A/B Testing

Quantitive Method:
Explore how players feel and behave through interviews, observations, and open-ended feedback. (with optional quantitative metrics)

Best Stage: Late development → Live / post-launch

Primary Goal: Compare two variants to see which performs better

Effort: Moderate - High

Overview

A/B testing is a method used to compare two versions of a feature, mechanic, or interface in your game to determine which performs better. By splitting your players into randomized groups and showing each group a different version (A or B), you can collect data on how each version impacts player behavior. This approach enables data-driven decision-making, helping developers optimize the player experience.

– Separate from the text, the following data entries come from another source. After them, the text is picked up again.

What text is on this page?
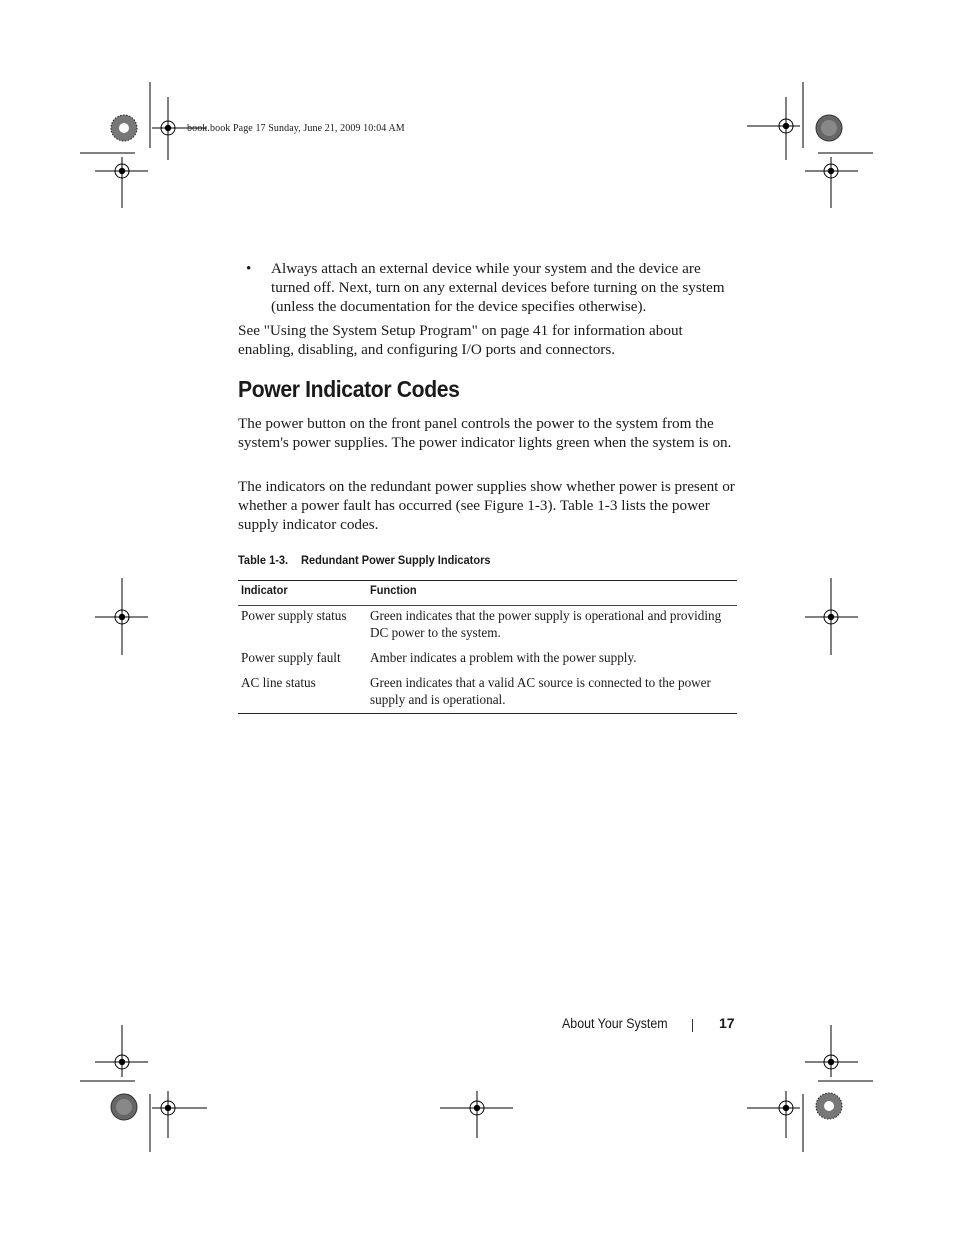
book.book Page 17 Sunday, June 21, 2009 10:04 AM
• Always attach an external device while your system and the device are turned off. Next, turn on any external devices before turning on the system (unless the documentation for the device specifies otherwise).
See "Using the System Setup Program" on page 41 for information about enabling, disabling, and configuring I/O ports and connectors.
Power Indicator Codes
The power button on the front panel controls the power to the system from the system's power supplies. The power indicator lights green when the system is on.
The indicators on the redundant power supplies show whether power is present or whether a power fault has occurred (see Figure 1-3). Table 1-3 lists the power supply indicator codes.
Table 1-3. Redundant Power Supply Indicators
Indicator	Function
Power supply status	Green indicates that the power supply is operational and providing DC power to the system.
Power supply fault	Amber indicates a problem with the power supply.
AC line status	Green indicates that a valid AC source is connected to the power supply and is operational.
About Your System	17
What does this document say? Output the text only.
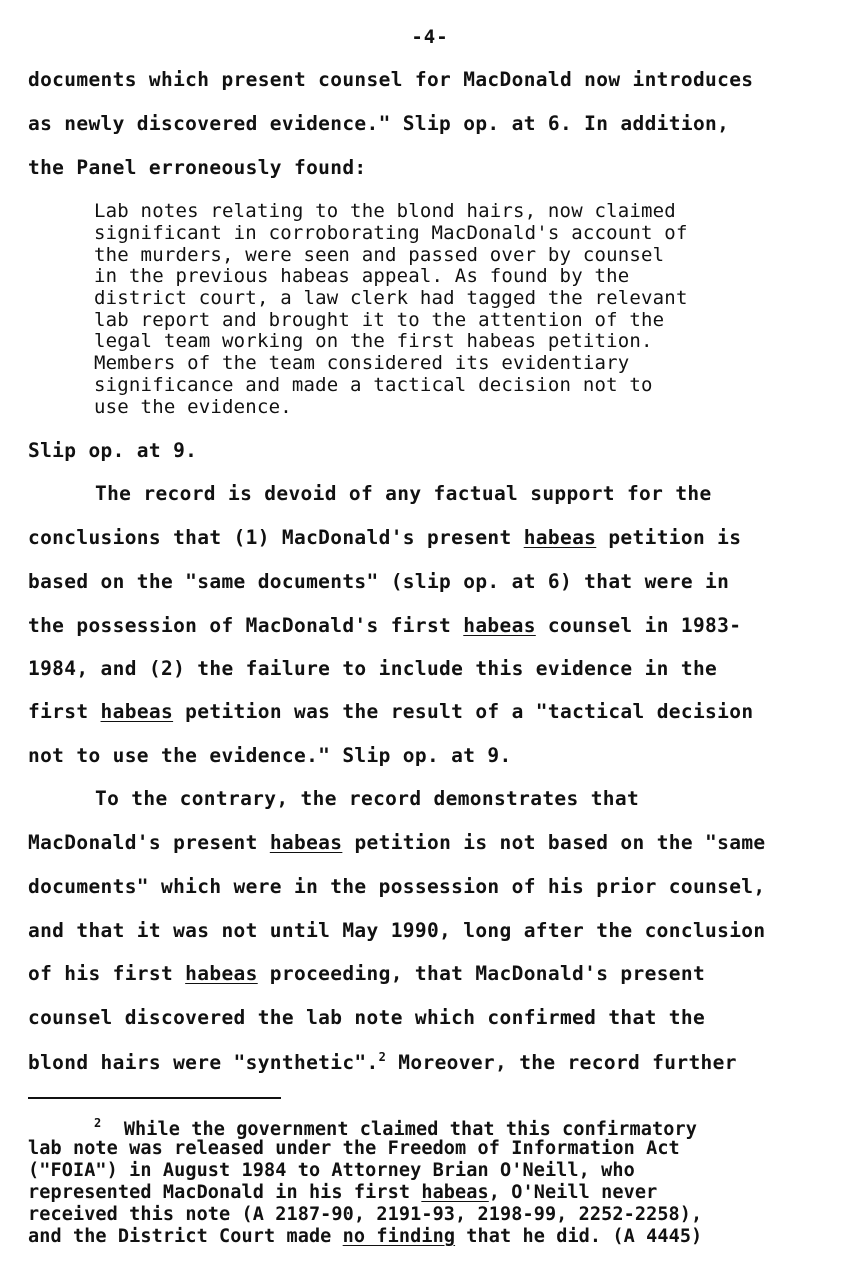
-4-
documents which present counsel for MacDonald now introduces
as newly discovered evidence." Slip op. at 6. In addition,
the Panel erroneously found:
Lab notes relating to the blond hairs, now claimed
significant in corroborating MacDonald's account of
the murders, were seen and passed over by counsel
in the previous habeas appeal. As found by the
district court, a law clerk had tagged the relevant
lab report and brought it to the attention of the
legal team working on the first habeas petition.
Members of the team considered its evidentiary
significance and made a tactical decision not to
use the evidence.
Slip op. at 9.
The record is devoid of any factual support for the
conclusions that (1) MacDonald's present habeas petition is
based on the "same documents" (slip op. at 6) that were in
the possession of MacDonald's first habeas counsel in 1983-
1984, and (2) the failure to include this evidence in the
first habeas petition was the result of a "tactical decision
not to use the evidence." Slip op. at 9.
To the contrary, the record demonstrates that
MacDonald's present habeas petition is not based on the "same
documents" which were in the possession of his prior counsel,
and that it was not until May 1990, long after the conclusion
of his first habeas proceeding, that MacDonald's present
counsel discovered the lab note which confirmed that the
blond hairs were "synthetic".$^2$ Moreover, the record further
$^2$ While the government claimed that this confirmatory
lab note was released under the Freedom of Information Act
("FOIA") in August 1984 to Attorney Brian O'Neill, who
represented MacDonald in his first habeas, O'Neill never
received this note (A 2187-90, 2191-93, 2198-99, 2252-2258),
and the District Court made no finding that he did. (A 4445)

A/B Testing can be applied in various scenarios, not limited to:

Testing different UI layouts or placements to improve user experience.
Experimenting with different mechanics, difficulty levels and progression to increase retention.
Investigating different item prices/pricing models to maximize revenue.
Analyzing the impact of new features on user experience.
Testing different ad placements to improve ad revenue.

How It Works:

Identify a Variable to Test

Choose a single change to measure. For example:
- Will a larger “Buy” button increase purchases?
- Does a daily login reward keep users coming back?
- Do players prefer a fast or slow progression curve?
Create Two Versions
- Version A (Control): The original or current implementation.
- Version B (Variant): The new idea or change you want to test.
Segment Your Audience

Randomly split your players into two (or more) groups. Make sure groups are statistically similar to avoid bias. (see Determining Sample Size)
Run the Test

Deploy each version to its corresponding player group while keeping all other variables constant.
Collect Data

Measure key metrics over a meaningful period of time, this might include:
- Session length
- Retention rate
- Conversion rate
- Revenue per user
- Engagement with specific features
Analyze the Results

Compare the data from both groups to see which version performed better. Use statistical significance testing to ensure your results are reliable.
Act on Your Findings

If Version B outperforms Version A, consider rolling it out to all players. If not, use what you’ve learned to refine your hypothesis and test again.

A/B Test analysis example:

What’s being tested
A new tutorial system for onboarding new players.

Goal:
See if the new tutorial improves Day 1 retention (whether players come back the next day).

Test Setup

Group A (Control): 500 new players see the old tutorial
Group B (Variant): 500 new players see the new tutorial

After Day 1, we check whether players returned on Day 2.
Each player outcome is simple: Returned or Did Not Return.

Data Collected:

Old tutorial (A): 200 / 500 players returned on Day 2, 300 did not
New tutorial (B): 250 / 500 players returned on Day 2, 250 did not
At a glance: The new tutorial shows higher Day 2 retention, pending statistical validation

Analyzing with Chi-Square:

A Chi-Square Test of Independence to determine whether the difference in Day 2 return rates between two groups is statistically significant, in other words, whether the change is likely due to the feature being tested or just random chance.

Even if one version looks like it's performing better, a statistical test helps confirm whether that difference actually matters.

A Chi-Square Test is used when comparing categorical data — information grouped into distinct, non-numerical categories or labels. These can be:

Nominal (unordered), like tutorial version, player region, or character class.
Ordinal (ordered), like survey responses from "strongly disagree" to "strongly agree."

In game testing, it’s a helpful way to analyze things like retention, conversion, or player choices across different groups.

Calculate expected values:

To calculate expected values, we assume the tutorial has no effect on whether players return. Expected values are calculated using the formula:
Expected = (Row Total × Column Total) / Grand Total

Based on this, both tutorial versions are expected to have 225 players return on Day 2 and 275 players not return, given 500 players in each group.

Chi-Square Calculation

To test whether the observed differences are meaningful, we use a Chi-Square test, which compares observed values to expected values using the formula:

χ² = Σ (Observed − Expected)² / Expected

Where:

Observed (O): the actual player counts
Expected (E): the counts we would expect if the tutorial had no impact

Applying this formula to all four outcomes (returned and not returned for both tutorial versions) produces a Chi-Square value of approximately 10.1.

Conclusion

Players who saw the new tutorial were significantly more likely to return on Day 2.

Decision: The new tutorial is performing better and should be considered for rollout.